The user is encouraged to modify the "tormes_report.Rmd" file for the generation of user-customized reports by following the guidelines above. Once the "tormes_report.Rmd" file has been modified, it can be used to render a new report by using the following command in the same directory (TORMES environment might be activated):
Rscript -e 'library(rmarkdown); rmarkdown::render("tormes_report.Rmd", "html_document", encoding="UTF-8")'
This command will generate a new "tormes_report.html".
Please note that all the information (tables, figures, etc.) that is wanted to be included in the report file, need to be in the same directory as the "tormes_report.Rmd" file.
TORMES was devised with the aim of being an open-source and easy tool that everybody can use for their WGS experiments.

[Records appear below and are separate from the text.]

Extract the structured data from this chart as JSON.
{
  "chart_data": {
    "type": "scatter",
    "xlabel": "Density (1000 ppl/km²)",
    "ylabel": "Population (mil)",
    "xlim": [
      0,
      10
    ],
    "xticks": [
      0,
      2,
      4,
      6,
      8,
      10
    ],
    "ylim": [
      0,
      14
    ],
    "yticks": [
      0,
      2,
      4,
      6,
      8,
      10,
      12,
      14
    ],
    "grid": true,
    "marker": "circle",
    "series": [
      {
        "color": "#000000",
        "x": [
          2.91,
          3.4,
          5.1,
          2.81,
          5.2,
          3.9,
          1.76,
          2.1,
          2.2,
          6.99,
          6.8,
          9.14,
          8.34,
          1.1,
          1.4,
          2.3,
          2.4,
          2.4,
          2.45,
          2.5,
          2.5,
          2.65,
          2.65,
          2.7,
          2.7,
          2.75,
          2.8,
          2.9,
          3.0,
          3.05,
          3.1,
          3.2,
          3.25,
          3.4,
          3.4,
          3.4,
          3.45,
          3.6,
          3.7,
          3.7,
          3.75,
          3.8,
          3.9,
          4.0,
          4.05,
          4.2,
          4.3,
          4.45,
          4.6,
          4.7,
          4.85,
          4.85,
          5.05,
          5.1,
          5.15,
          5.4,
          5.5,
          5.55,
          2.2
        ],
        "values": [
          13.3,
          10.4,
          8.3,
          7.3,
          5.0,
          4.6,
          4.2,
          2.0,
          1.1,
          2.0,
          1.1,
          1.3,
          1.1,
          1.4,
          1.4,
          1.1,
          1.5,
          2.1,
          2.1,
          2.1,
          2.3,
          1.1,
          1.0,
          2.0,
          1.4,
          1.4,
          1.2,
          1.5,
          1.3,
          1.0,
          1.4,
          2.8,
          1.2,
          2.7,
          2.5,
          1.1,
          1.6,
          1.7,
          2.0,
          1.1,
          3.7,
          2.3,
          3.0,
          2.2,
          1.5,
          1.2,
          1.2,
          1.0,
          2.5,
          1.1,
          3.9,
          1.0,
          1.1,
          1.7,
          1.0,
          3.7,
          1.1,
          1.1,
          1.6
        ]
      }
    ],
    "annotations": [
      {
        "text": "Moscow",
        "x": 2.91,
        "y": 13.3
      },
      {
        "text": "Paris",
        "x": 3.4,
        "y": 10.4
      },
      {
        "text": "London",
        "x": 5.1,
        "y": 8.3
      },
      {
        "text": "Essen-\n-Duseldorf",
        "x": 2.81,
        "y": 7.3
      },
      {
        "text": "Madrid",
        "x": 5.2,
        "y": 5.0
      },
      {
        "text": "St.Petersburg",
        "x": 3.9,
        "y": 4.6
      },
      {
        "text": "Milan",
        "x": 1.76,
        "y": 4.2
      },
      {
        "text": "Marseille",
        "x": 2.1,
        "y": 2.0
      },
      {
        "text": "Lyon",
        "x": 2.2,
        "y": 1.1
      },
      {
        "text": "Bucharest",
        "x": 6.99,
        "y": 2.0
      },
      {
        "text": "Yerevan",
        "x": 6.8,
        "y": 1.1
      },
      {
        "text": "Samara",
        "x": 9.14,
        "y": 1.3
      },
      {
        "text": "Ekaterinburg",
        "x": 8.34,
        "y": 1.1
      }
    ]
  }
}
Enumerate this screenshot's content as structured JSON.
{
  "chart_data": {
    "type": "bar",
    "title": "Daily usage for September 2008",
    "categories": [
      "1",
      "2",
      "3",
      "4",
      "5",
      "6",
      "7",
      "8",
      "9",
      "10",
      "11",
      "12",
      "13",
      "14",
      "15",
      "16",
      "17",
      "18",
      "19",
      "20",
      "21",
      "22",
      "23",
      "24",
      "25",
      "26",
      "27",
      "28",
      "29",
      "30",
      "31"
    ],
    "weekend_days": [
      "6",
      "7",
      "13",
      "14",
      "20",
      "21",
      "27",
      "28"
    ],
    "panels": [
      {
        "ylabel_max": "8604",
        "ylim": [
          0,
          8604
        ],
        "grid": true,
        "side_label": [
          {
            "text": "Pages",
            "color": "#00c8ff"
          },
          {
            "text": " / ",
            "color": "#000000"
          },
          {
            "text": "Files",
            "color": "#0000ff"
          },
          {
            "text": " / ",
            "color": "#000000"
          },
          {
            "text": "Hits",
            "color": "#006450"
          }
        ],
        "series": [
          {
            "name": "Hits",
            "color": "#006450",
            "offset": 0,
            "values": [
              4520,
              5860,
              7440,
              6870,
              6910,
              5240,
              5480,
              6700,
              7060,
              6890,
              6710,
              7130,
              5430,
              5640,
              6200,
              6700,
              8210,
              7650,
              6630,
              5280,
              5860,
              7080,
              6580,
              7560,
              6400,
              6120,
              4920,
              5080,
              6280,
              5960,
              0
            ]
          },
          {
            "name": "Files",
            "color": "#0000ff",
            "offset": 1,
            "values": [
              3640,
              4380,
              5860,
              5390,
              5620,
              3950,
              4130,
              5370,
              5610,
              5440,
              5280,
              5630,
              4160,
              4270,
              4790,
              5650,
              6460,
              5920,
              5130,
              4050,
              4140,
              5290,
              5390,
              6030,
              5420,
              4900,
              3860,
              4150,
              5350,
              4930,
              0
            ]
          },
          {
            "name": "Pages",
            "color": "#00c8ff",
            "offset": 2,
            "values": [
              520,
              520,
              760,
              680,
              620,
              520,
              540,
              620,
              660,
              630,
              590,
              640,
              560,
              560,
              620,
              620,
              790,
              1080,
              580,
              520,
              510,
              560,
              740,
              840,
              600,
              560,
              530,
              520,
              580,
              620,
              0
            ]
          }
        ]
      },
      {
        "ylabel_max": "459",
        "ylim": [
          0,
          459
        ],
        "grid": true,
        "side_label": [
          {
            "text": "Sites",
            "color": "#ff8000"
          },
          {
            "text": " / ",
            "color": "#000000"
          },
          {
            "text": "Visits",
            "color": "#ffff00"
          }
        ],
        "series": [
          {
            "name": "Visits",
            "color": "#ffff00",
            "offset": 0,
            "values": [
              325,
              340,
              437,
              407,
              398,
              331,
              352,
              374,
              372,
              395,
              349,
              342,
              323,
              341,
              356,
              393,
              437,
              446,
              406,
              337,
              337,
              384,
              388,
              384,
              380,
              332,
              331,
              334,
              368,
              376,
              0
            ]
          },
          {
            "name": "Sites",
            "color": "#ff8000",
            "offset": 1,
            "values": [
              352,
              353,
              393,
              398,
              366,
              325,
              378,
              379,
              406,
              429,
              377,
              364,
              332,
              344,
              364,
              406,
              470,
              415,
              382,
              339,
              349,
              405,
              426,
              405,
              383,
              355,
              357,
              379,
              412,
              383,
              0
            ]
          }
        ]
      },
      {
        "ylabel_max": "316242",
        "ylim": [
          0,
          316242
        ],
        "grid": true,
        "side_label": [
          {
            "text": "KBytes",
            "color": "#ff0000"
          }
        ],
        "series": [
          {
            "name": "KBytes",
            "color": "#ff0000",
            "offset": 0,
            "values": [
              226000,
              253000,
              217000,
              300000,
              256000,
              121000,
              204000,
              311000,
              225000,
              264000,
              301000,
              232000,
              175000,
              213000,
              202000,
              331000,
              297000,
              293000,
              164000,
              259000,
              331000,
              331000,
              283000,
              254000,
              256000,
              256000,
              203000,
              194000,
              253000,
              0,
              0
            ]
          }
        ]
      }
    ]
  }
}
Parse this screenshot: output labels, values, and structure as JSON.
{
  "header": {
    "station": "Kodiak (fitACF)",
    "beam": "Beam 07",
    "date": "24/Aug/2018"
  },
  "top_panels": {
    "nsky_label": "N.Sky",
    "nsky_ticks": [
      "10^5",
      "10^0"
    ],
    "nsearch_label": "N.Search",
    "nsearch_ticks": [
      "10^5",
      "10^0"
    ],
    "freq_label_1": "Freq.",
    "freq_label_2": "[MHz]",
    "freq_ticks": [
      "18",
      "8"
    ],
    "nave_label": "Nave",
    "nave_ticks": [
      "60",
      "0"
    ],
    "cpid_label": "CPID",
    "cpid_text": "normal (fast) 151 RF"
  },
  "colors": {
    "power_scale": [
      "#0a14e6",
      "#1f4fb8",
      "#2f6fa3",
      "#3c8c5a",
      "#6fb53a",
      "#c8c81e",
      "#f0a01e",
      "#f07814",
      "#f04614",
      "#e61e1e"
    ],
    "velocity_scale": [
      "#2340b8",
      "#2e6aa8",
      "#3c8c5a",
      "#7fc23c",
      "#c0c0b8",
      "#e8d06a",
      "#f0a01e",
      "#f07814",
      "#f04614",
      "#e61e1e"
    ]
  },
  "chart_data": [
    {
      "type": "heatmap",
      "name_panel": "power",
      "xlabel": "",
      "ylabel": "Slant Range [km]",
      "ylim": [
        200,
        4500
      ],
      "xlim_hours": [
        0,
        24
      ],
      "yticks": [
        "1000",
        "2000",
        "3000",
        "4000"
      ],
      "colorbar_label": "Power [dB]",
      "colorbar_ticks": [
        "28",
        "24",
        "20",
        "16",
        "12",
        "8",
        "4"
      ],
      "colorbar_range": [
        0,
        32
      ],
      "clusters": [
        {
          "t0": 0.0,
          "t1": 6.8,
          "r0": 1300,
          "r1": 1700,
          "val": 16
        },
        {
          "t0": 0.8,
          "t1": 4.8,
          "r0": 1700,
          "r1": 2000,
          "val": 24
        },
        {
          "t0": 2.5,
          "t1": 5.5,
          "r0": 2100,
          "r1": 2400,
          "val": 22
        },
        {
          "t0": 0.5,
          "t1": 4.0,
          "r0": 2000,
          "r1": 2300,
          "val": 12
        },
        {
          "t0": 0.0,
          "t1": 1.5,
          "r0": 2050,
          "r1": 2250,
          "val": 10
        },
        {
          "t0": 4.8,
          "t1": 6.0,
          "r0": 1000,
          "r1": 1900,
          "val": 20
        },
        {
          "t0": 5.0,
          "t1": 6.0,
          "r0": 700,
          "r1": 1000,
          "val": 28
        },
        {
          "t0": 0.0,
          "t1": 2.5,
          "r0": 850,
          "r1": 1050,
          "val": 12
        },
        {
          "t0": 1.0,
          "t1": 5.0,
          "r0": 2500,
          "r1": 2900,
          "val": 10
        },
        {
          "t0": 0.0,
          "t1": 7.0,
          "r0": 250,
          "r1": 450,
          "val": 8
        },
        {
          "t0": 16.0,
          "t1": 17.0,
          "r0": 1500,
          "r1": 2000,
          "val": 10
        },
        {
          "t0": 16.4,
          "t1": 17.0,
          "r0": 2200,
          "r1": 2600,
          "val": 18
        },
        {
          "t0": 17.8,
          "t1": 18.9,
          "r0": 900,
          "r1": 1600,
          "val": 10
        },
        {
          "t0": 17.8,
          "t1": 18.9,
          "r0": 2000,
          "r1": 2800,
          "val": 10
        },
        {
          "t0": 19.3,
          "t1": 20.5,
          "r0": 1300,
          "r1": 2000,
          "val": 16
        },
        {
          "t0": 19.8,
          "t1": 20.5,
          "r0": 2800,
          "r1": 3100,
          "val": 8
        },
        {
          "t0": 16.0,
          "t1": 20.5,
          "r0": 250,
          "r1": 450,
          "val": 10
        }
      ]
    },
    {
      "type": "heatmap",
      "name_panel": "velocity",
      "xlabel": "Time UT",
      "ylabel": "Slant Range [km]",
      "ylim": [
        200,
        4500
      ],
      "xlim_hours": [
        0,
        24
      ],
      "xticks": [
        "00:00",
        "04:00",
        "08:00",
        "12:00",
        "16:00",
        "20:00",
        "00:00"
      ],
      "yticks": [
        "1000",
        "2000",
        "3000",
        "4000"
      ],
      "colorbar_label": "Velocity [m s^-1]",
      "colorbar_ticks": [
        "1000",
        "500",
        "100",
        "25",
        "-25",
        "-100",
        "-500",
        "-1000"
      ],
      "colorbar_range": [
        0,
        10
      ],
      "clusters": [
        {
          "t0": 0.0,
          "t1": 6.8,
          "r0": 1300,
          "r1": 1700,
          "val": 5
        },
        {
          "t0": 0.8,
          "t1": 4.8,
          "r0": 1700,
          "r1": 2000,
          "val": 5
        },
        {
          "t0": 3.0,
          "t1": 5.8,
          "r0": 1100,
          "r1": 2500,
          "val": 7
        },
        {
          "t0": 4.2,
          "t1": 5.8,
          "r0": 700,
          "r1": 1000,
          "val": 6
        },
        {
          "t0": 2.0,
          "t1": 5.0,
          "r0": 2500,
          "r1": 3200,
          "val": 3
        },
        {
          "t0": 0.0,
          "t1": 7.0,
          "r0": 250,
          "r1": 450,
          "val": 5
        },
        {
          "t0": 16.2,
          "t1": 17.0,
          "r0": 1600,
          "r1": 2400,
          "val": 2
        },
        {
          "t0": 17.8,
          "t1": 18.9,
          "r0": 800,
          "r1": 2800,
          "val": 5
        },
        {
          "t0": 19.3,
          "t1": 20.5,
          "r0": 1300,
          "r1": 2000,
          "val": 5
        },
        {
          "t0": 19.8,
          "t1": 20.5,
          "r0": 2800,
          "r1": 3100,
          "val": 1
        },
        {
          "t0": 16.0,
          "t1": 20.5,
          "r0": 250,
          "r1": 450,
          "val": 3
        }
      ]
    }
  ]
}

Bacterial bioinformatics is developing rapidly, and the availability of open code and tools is crucial for the scientific community to benefit from these developments.
Additionally, TORMES is intended to be a networking project with users providing their feedback and personal experience so that TORMES can become a more complete pipeline including as many analyses and genera as possible.
There’s been almost a year since we launch this tool and we are very happy with the responses of the community. Most of the suggestions are considered for further improvements of the TORMES pipeline and some users have also shared their code that could be used to extend TORMES analysis and/or to overcome some issues/challenges.
We are working for a finer tool for WGS that can be freely provided to the community and definitively the feedback from users is being pivotal.
- In this issue - nmquijada#16 - @biobrad greatly compiles some of the issues he has run through when running TORMES and shares instructions on how to solve them.
- Additionally, @biobrad has developed Tormesbot, a tool to assist other microbiologists who are not computer savvy in manipulating the metadata and parsing arguments to a HPC environment.
Please cite the following pubication if you are using TORMES:
Narciso M. Quijada, David Rodríguez-Lázaro, Jose María Eiros and Marta Hernández (2019). TORMES: an automated pipeline for whole bacterial genome analysis. Bioinformatics, 35(21), 4207–4212, https://doi.org/10.1093/bioinformatics/btz220
The dependencies described in this section are the backbone of TORMES, and users are encouraged to cite them when using TORMES.
TORMES is a free software, licensed under GPLv3.
- v.1.1: solved issues from v.1.0. New features: quality control reports of the reads before/after quality filtering and possibility to start the analysis directly from the (draft)genomes (will be released soon)
- v.1.0 (current): original version of the TORMES pipeline.